Wednesday, September 12, 2012

I have a thing for deadlifts

I did say that this blog wouldn't contain much about running while I am injured and relegated to riding the wind trainer or riding the bikes out doors on the weekend. I have continued to regularly attend the gym and have started to really enjoy the deadlifts! Not common behaviour for a distance runner. I am far from achieving the weights used in this video, but Terri has now inspired me! Bring it on :-).

Deadlifts do work plenty of muscles involved in running (and cycling!), so they are well worth including in a runner's weights training programme if you are so inclined. There is something deeply satisfying about a performing a set of deadlifts.

Runner's muscles!

Latest activity:
Thursday - 33 mins on WT @ 122bpm
Friday - 31 mins on WT @ 126bpm
Saturday - MTB ride 21.7 km @ 115bpm; weights session at gym
Sunday - Road bike ride 31 km @ 121bpm
Total for week - 4 hrs 45 min + gym time.

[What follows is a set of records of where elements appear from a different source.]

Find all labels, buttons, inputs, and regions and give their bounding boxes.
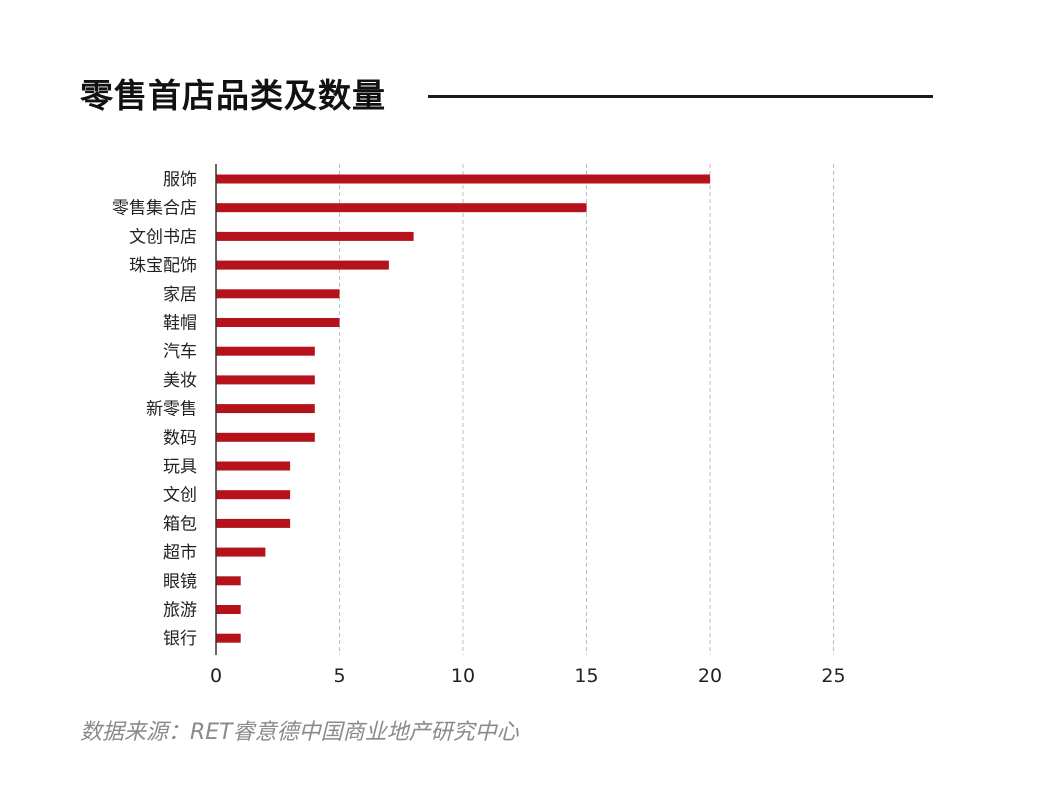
category-label-4: 家居	[163, 285, 197, 305]
chart-title: 零售首店品类及数量	[80, 76, 386, 115]
bar-6	[216, 346, 315, 356]
category-label-6: 汽车	[163, 342, 197, 362]
category-label-3: 珠宝配饰	[129, 256, 197, 276]
grid-lines	[339, 164, 834, 655]
category-label-1: 零售集合店	[112, 199, 197, 219]
category-label-12: 箱包	[163, 514, 197, 534]
category-label-15: 旅游	[163, 601, 197, 621]
category-label-13: 超市	[163, 543, 197, 563]
bar-12	[216, 518, 291, 528]
bar-3	[216, 260, 389, 270]
bar-8	[216, 404, 315, 414]
category-label-0: 服饰	[163, 170, 197, 190]
bar-11	[216, 490, 291, 500]
bar-2	[216, 231, 414, 241]
bar-0	[216, 174, 710, 184]
bar-7	[216, 375, 315, 385]
category-label-11: 文创	[163, 486, 197, 506]
category-label-7: 美妆	[163, 371, 197, 391]
category-label-14: 眼镜	[163, 572, 197, 592]
x-tick-label-0: 0	[210, 665, 222, 687]
bar-1	[216, 203, 587, 213]
category-label-9: 数码	[163, 428, 197, 448]
bar-16	[216, 633, 241, 643]
x-tick-label-5: 5	[333, 665, 345, 687]
category-label-5: 鞋帽	[163, 314, 197, 334]
x-tick-label-25: 25	[821, 665, 845, 687]
category-label-16: 银行	[163, 629, 197, 649]
category-label-8: 新零售	[146, 400, 197, 420]
category-label-2: 文创书店	[129, 227, 197, 247]
title-rule	[428, 95, 933, 98]
category-labels: 服饰零售集合店文创书店珠宝配饰家居鞋帽汽车美妆新零售数码玩具文创箱包超市眼镜旅游…	[112, 170, 197, 649]
source-note: 数据来源：RET睿意德中国商业地产研究中心	[80, 720, 519, 745]
x-tick-label-10: 10	[451, 665, 475, 687]
bar-15	[216, 605, 241, 614]
bar-9	[216, 432, 315, 442]
x-tick-label-20: 20	[698, 665, 722, 687]
bar-13	[216, 547, 266, 557]
bar-5	[216, 318, 340, 327]
bar-4	[216, 289, 340, 299]
bar-10	[216, 461, 291, 471]
bar-14	[216, 576, 241, 586]
x-tick-label-15: 15	[574, 665, 598, 687]
tick-labels: 0 5 10 15 20 25	[210, 665, 846, 687]
bars	[216, 174, 710, 643]
category-label-10: 玩具	[163, 457, 197, 477]
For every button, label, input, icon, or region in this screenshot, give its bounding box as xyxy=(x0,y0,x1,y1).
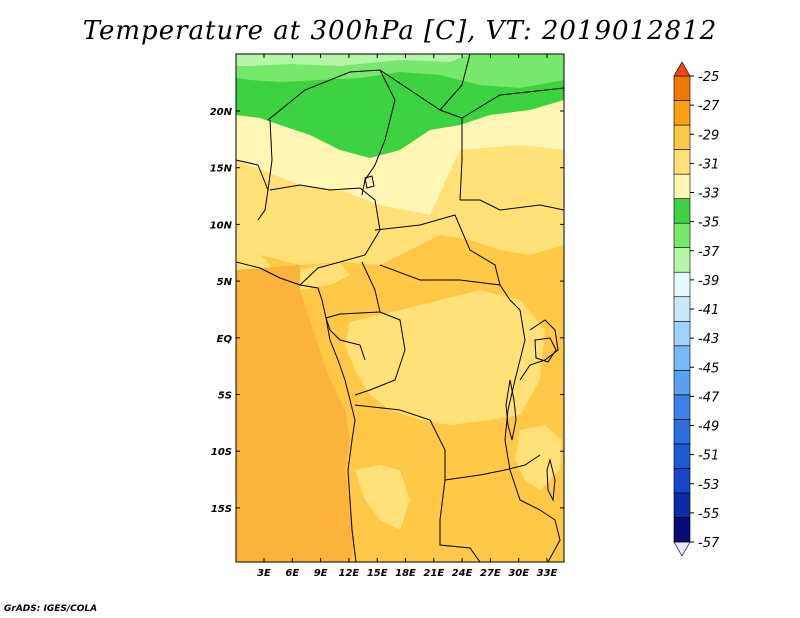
colorbar-label: -41 xyxy=(698,303,719,318)
border-north-3 xyxy=(461,87,564,119)
latitude-axis: 20N 15N 10N 5N EQ 5S 10S 15S xyxy=(210,107,564,515)
colorbar-box xyxy=(673,149,691,175)
border-mozambique xyxy=(519,499,561,562)
border-car xyxy=(379,264,521,311)
border-east-lakes xyxy=(519,319,559,381)
colorbar-label: -39 xyxy=(698,274,719,289)
band-minus-31-east xyxy=(515,425,562,490)
band-minus-31-central xyxy=(345,290,545,425)
lon-tick-label: 21E xyxy=(423,568,444,579)
band-minus-41 xyxy=(236,54,470,66)
colorbar-label: -45 xyxy=(698,361,719,376)
colorbar-label: -57 xyxy=(698,536,720,551)
lake-malawi xyxy=(546,458,556,502)
lon-tick-label: 9E xyxy=(314,568,328,579)
map-frame xyxy=(235,53,565,563)
map-title: Temperature at 300hPa [C], VT: 201901281… xyxy=(82,16,718,46)
colorbar-box xyxy=(673,492,691,518)
colorbar-box xyxy=(673,100,691,126)
colorbar-box xyxy=(673,370,691,396)
border-zambia xyxy=(444,454,541,481)
colorbar-box xyxy=(673,419,691,445)
colorbar-label: -29 xyxy=(698,128,719,143)
border-nigeria xyxy=(269,184,381,286)
colorbar-label: -49 xyxy=(698,420,719,435)
lat-tick-label: 10S xyxy=(211,447,232,458)
coastline xyxy=(236,261,357,562)
colorbar-label: -55 xyxy=(698,507,719,522)
colorbar-label: -35 xyxy=(698,216,719,231)
lon-tick-label: 3E xyxy=(257,568,271,579)
colorbar-box xyxy=(673,443,691,469)
colorbar-box xyxy=(673,247,691,273)
lon-tick-label: 6E xyxy=(285,568,299,579)
colorbar-label: -37 xyxy=(698,245,720,260)
border-north-1 xyxy=(267,69,396,196)
colorbar-bottom-arrow xyxy=(673,541,691,557)
lake-chad xyxy=(364,175,375,189)
border-west-2 xyxy=(236,159,269,191)
colorbar-top-arrow xyxy=(673,61,691,77)
border-chad-car xyxy=(374,214,501,286)
lon-tick-label: 33E xyxy=(537,568,558,579)
border-gabon xyxy=(325,317,366,361)
colorbar-box xyxy=(673,345,691,371)
lat-tick-label: 15S xyxy=(211,504,232,515)
band-minus-31-south xyxy=(355,465,410,530)
colorbar-box xyxy=(673,320,691,347)
lon-tick-label: 24E xyxy=(452,568,473,579)
colorbar-label: -53 xyxy=(698,478,719,493)
lat-tick-label: 15N xyxy=(210,164,233,175)
colorbar-label: -31 xyxy=(698,157,719,172)
lake-victoria xyxy=(534,337,557,363)
colorbar-label: -47 xyxy=(698,390,720,405)
lat-tick-label: 5S xyxy=(218,391,232,402)
colorbar-box xyxy=(673,517,691,543)
border-congo xyxy=(354,311,406,396)
colorbar-label: -25 xyxy=(698,70,719,85)
colorbar-box xyxy=(673,394,691,420)
colorbar-box xyxy=(673,124,691,150)
lon-tick-label: 27E xyxy=(480,568,501,579)
colorbar-label: -51 xyxy=(698,449,719,464)
colorbar-label: -33 xyxy=(698,187,719,202)
border-sudan xyxy=(460,199,564,211)
lat-tick-label: 10N xyxy=(210,220,233,231)
border-drc-east xyxy=(504,309,526,501)
colorbar-label: -27 xyxy=(698,99,720,114)
credit-text: GrADS: IGES/COLA xyxy=(4,604,98,614)
lon-tick-label: 18E xyxy=(395,568,416,579)
temperature-field xyxy=(236,54,564,562)
lat-tick-label: 5N xyxy=(217,277,233,288)
colorbar-box xyxy=(673,75,691,101)
country-borders xyxy=(236,54,564,562)
colorbar-box xyxy=(673,222,691,248)
band-minus-29 xyxy=(236,265,355,562)
lon-tick-label: 12E xyxy=(339,568,360,579)
lon-tick-label: 30E xyxy=(508,568,529,579)
colorbar-box xyxy=(673,198,691,224)
colorbar-box xyxy=(673,296,691,322)
band-minus-31-north xyxy=(236,145,564,265)
colorbar-box xyxy=(673,468,691,494)
lon-tick-label: 15E xyxy=(367,568,388,579)
lakes xyxy=(364,175,557,502)
colorbar-box xyxy=(673,173,691,199)
colorbar-label: -43 xyxy=(698,332,719,347)
border-north-4 xyxy=(439,54,471,111)
lake-tanganyika xyxy=(505,379,517,441)
colorbar: -25 -27 -29 -31 -33 -35 -37 -39 -41 -43 -45 -47 -49 -… xyxy=(673,61,720,557)
lat-tick-label: 20N xyxy=(210,107,233,118)
colorbar-box xyxy=(673,271,691,298)
longitude-axis: 3E 6E 9E 12E 15E 18E 21E 24E 27E 30E 33E xyxy=(257,54,558,579)
lat-tick-label: EQ xyxy=(217,334,233,345)
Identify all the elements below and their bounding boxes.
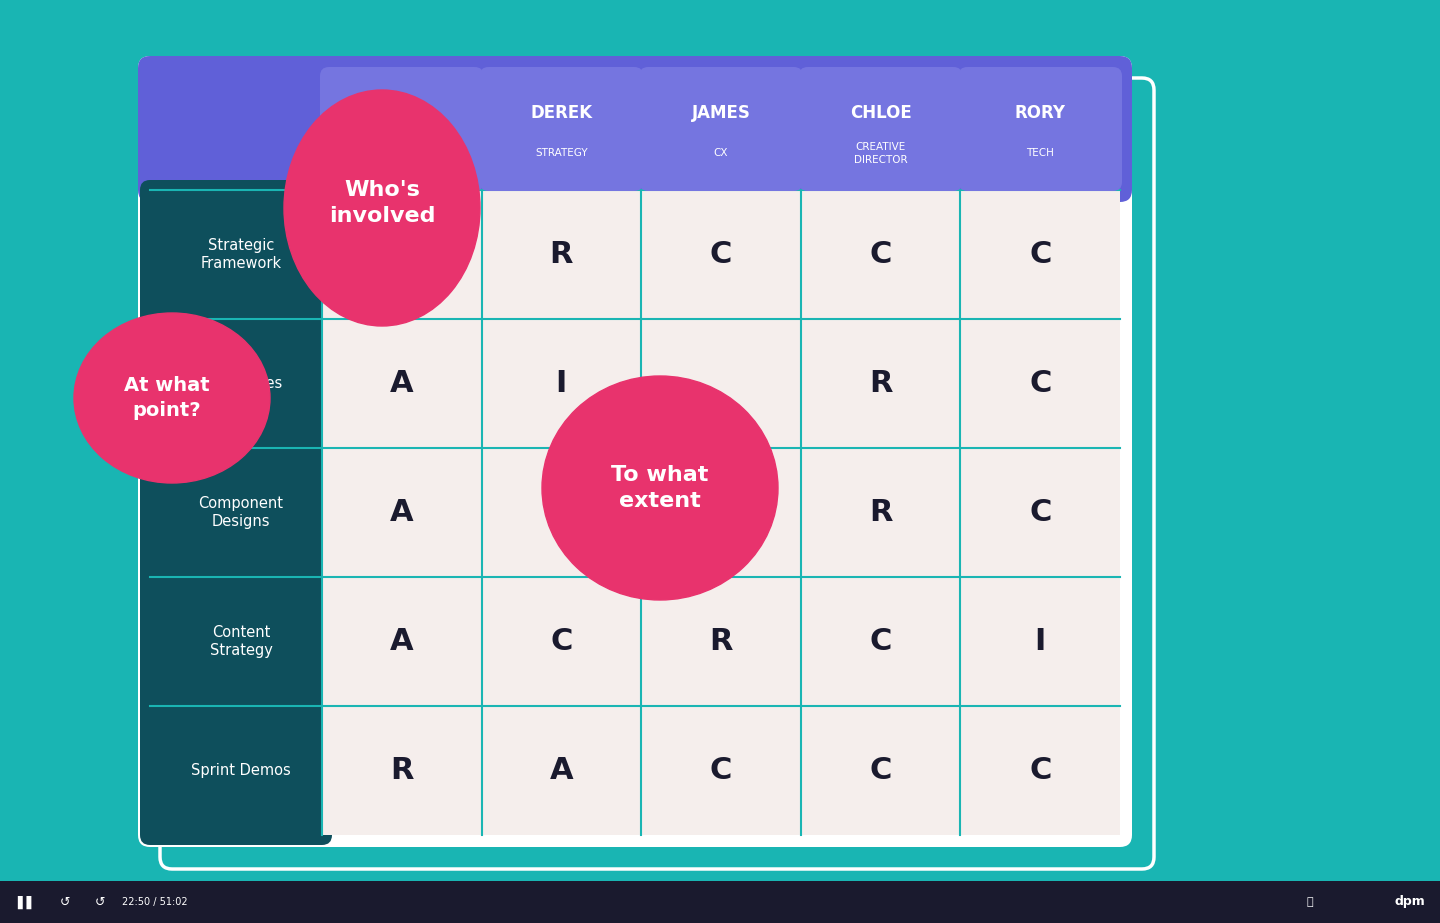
Text: C: C [870, 756, 891, 785]
Bar [323, 190, 481, 319]
Bar [960, 448, 1120, 577]
Text: C: C [1030, 498, 1051, 527]
Text: CREATIVE
DIRECTOR: CREATIVE DIRECTOR [854, 142, 907, 164]
Text: A: A [550, 756, 573, 785]
Bar [323, 448, 481, 577]
Text: I: I [556, 369, 567, 398]
Text: R: R [868, 498, 893, 527]
Ellipse shape [541, 376, 778, 600]
Text: 22:50 / 51:02: 22:50 / 51:02 [122, 897, 187, 907]
Bar [801, 448, 960, 577]
Text: RORY: RORY [1015, 104, 1066, 122]
Bar [801, 706, 960, 835]
FancyBboxPatch shape [480, 67, 644, 191]
Text: C: C [1030, 240, 1051, 269]
FancyBboxPatch shape [138, 56, 1132, 202]
Text: DEREK: DEREK [530, 104, 592, 122]
Text: ▐▐: ▐▐ [13, 895, 32, 908]
Bar [801, 577, 960, 706]
Text: C: C [1030, 369, 1051, 398]
Text: A: A [390, 498, 413, 527]
FancyBboxPatch shape [140, 180, 333, 845]
Text: To what
extent: To what extent [612, 465, 708, 511]
Text: ↺: ↺ [95, 895, 105, 908]
Bar [641, 190, 801, 319]
FancyBboxPatch shape [959, 67, 1122, 191]
FancyBboxPatch shape [138, 56, 1132, 847]
Bar [801, 319, 960, 448]
Text: A: A [390, 627, 413, 656]
Bar [960, 190, 1120, 319]
Text: ↺: ↺ [59, 895, 71, 908]
Text: R: R [710, 627, 733, 656]
Text: dpm: dpm [1394, 895, 1426, 908]
Bar [801, 190, 960, 319]
Ellipse shape [73, 313, 271, 483]
Text: Component
Designs: Component Designs [199, 496, 284, 529]
Text: C: C [1030, 756, 1051, 785]
FancyBboxPatch shape [150, 190, 323, 202]
Bar [641, 319, 801, 448]
Text: C: C [870, 240, 891, 269]
Text: R: R [550, 240, 573, 269]
Bar [960, 577, 1120, 706]
Bar [481, 190, 641, 319]
Bar [481, 448, 641, 577]
FancyBboxPatch shape [150, 823, 323, 835]
Text: C: C [550, 627, 573, 656]
Text: Sprint Demos: Sprint Demos [192, 763, 291, 778]
Text: Strategic
Framework: Strategic Framework [200, 238, 282, 271]
Text: Wireframes: Wireframes [199, 376, 284, 391]
Text: C: C [710, 240, 732, 269]
Bar [323, 706, 481, 835]
Text: TECH: TECH [1027, 149, 1054, 159]
FancyBboxPatch shape [307, 190, 323, 835]
Bar [641, 706, 801, 835]
FancyBboxPatch shape [320, 67, 484, 191]
FancyBboxPatch shape [150, 141, 1120, 190]
Text: C: C [710, 756, 732, 785]
Text: R: R [868, 369, 893, 398]
Bar [960, 319, 1120, 448]
Text: CHLOE: CHLOE [850, 104, 912, 122]
Text: A: A [390, 240, 413, 269]
Bar [323, 577, 481, 706]
Text: R: R [390, 756, 413, 785]
Text: Who's
involved: Who's involved [328, 180, 435, 226]
FancyBboxPatch shape [799, 67, 962, 191]
Ellipse shape [284, 90, 480, 326]
Bar [960, 706, 1120, 835]
Text: 🔊: 🔊 [1306, 897, 1313, 907]
Bar [323, 319, 481, 448]
Text: JAMES: JAMES [691, 104, 750, 122]
Bar [481, 706, 641, 835]
Bar [481, 319, 641, 448]
Text: STRATEGY: STRATEGY [536, 149, 588, 159]
Text: I: I [1034, 627, 1045, 656]
Bar [641, 448, 801, 577]
Text: C: C [870, 627, 891, 656]
Bar [481, 577, 641, 706]
Bar [641, 577, 801, 706]
Text: CX: CX [714, 149, 729, 159]
FancyBboxPatch shape [639, 67, 802, 191]
Text: N: N [395, 104, 409, 122]
Text: At what
point?: At what point? [124, 376, 210, 420]
Text: Content
Strategy: Content Strategy [210, 625, 272, 658]
Text: A: A [390, 369, 413, 398]
Text: PM: PM [395, 149, 409, 159]
FancyBboxPatch shape [0, 881, 1440, 923]
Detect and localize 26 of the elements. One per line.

Monday - weights at gym; 30 mins on WT @ 118bpm
Tuesday - 36 mins on WT @ 120bpm
Wednesday  - 32 mins on WT @ 125bpm


  1. I can't see the point in trying to lift 100 kgs of weights unless going into body building. Plus it looks too difficult, just lifting the bar up will do.

    1. She doesn't look like a body builder at all, just one strong little cookie :-). But yeah, if it's not your thing, don't do it.

  2. Wow. Does she need a spotter?!

    Be careful. You don't want to bust a foo-foo valve (as Gramps is fond of saying).

    1. I don't think a spotter is much use with deadlifts. Foo-foo valve isn't the only thing at risk if one isn't careful!